Lalit Maganti's syntaqlite is currently being discussed on Hacker News thanks to Eight years of wanting, three months of building with AI, a deep dive into how it was built.

This inspired me to revisit a research project I ran when Lalit first released it a couple of weeks ago, where I tried it out and then compiled it to a WebAssembly wheel so it could run in Pyodide in a browser (the library itself uses C and Rust).

This new playground loads up the Python library and provides a UI for trying out its different features: formating, parsing into an AST, validating, and tokenizing SQLite SQL queries.

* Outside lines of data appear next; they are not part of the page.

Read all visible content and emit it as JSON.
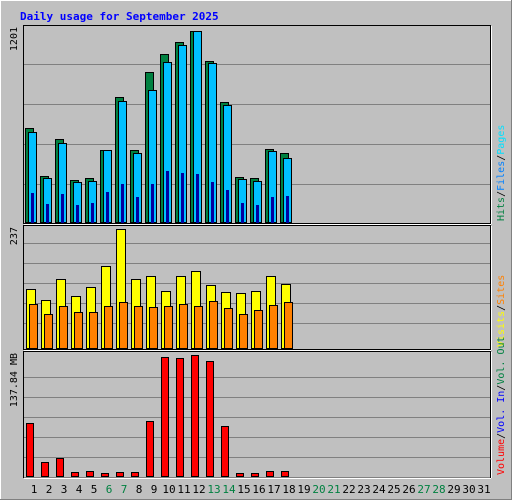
{
  "chart_data": {
    "title": "Daily usage for September 2025",
    "type": "bar",
    "categories": [
      "1",
      "2",
      "3",
      "4",
      "5",
      "6",
      "7",
      "8",
      "9",
      "10",
      "11",
      "12",
      "13",
      "14",
      "15",
      "16",
      "17",
      "18",
      "19",
      "20",
      "21",
      "22",
      "23",
      "24",
      "25",
      "26",
      "27",
      "28",
      "29",
      "30",
      "31"
    ],
    "weekend_days": [
      "6",
      "7",
      "13",
      "14",
      "20",
      "21",
      "27",
      "28"
    ],
    "colors": {
      "background": "#c0c0c0",
      "title": "#0000ff",
      "hits": "#008040",
      "files": "#00c0ff",
      "pages": "#00e0ff",
      "visits": "#ffff00",
      "sites": "#ff8000",
      "kbytes": "#ff0000",
      "weekend_label": "#008040",
      "weekday_label": "#000000"
    },
    "panels": [
      {
        "ymax_label": "1201",
        "ymax": 1201,
        "legend": [
          "Hits",
          "Files",
          "Pages"
        ],
        "series": [
          {
            "name": "Hits",
            "values": [
              590,
              289,
              519,
              267,
              278,
              454,
              778,
              453,
              935,
              1049,
              1123,
              1188,
              1000,
              747,
              283,
              276,
              460,
              431,
              0,
              0,
              0,
              0,
              0,
              0,
              0,
              0,
              0,
              0,
              0,
              0,
              0
            ]
          },
          {
            "name": "Files",
            "values": [
              562,
              276,
              496,
              253,
              262,
              452,
              757,
              431,
              823,
              999,
              1099,
              1188,
              989,
              731,
              272,
              259,
              448,
              403,
              0,
              0,
              0,
              0,
              0,
              0,
              0,
              0,
              0,
              0,
              0,
              0,
              0
            ]
          },
          {
            "name": "Pages",
            "values": [
              186,
              116,
              178,
              114,
              121,
              190,
              239,
              161,
              244,
              322,
              312,
              302,
              255,
              204,
              122,
              114,
              163,
              167,
              0,
              0,
              0,
              0,
              0,
              0,
              0,
              0,
              0,
              0,
              0,
              0,
              0
            ]
          }
        ]
      },
      {
        "ymax_label": "237",
        "ymax": 237,
        "legend": [
          "Visits",
          "Sites"
        ],
        "series": [
          {
            "name": "Visits",
            "values": [
              118,
              97,
              139,
              104,
              122,
              164,
              237,
              139,
              145,
              114,
              144,
              155,
              126,
              113,
              111,
              114,
              144,
              129,
              0,
              0,
              0,
              0,
              0,
              0,
              0,
              0,
              0,
              0,
              0,
              0,
              0
            ]
          },
          {
            "name": "Sites",
            "values": [
              88,
              69,
              85,
              73,
              74,
              85,
              93,
              85,
              82,
              84,
              88,
              84,
              94,
              81,
              70,
              78,
              86,
              92,
              0,
              0,
              0,
              0,
              0,
              0,
              0,
              0,
              0,
              0,
              0,
              0,
              0
            ]
          }
        ]
      },
      {
        "ymax_label": "137.84 MB",
        "ymax": 137.84,
        "legend": [
          "Volume",
          "Vol. In",
          "Vol. Out"
        ],
        "series": [
          {
            "name": "Volume",
            "values": [
              61,
              17,
              21,
              6,
              7,
              5,
              6,
              6,
              63,
              136,
              135,
              137.84,
              131,
              58,
              5,
              5,
              7,
              7,
              0,
              0,
              0,
              0,
              0,
              0,
              0,
              0,
              0,
              0,
              0,
              0,
              0
            ]
          }
        ]
      }
    ]
  }
}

Screenshot of a dark-themed SQL validation playground called SyntaqLite. The "Validate" tab is selected from options including Format, Parse, Validate, and Tokenize. The SQL input contains "SELECT id, name FROM usr WHERE active = 1" with a schema defining "users" and "posts" tables. Example buttons for "Table typo", "Column typo", and "Valid query" are shown above a red "Validate SQL" button. The Diagnostics panel shows an error for unknown table 'usr' with the suggestion "did you mean 'users'?", and the JSON panel displays the corresponding error object with severity, message, and offset fields.

Update: not sure how I missed this but syntaqlite has its own WebAssembly playground linked to from the README.

This is a beat by Simon Willison, posted on 5th April 2026.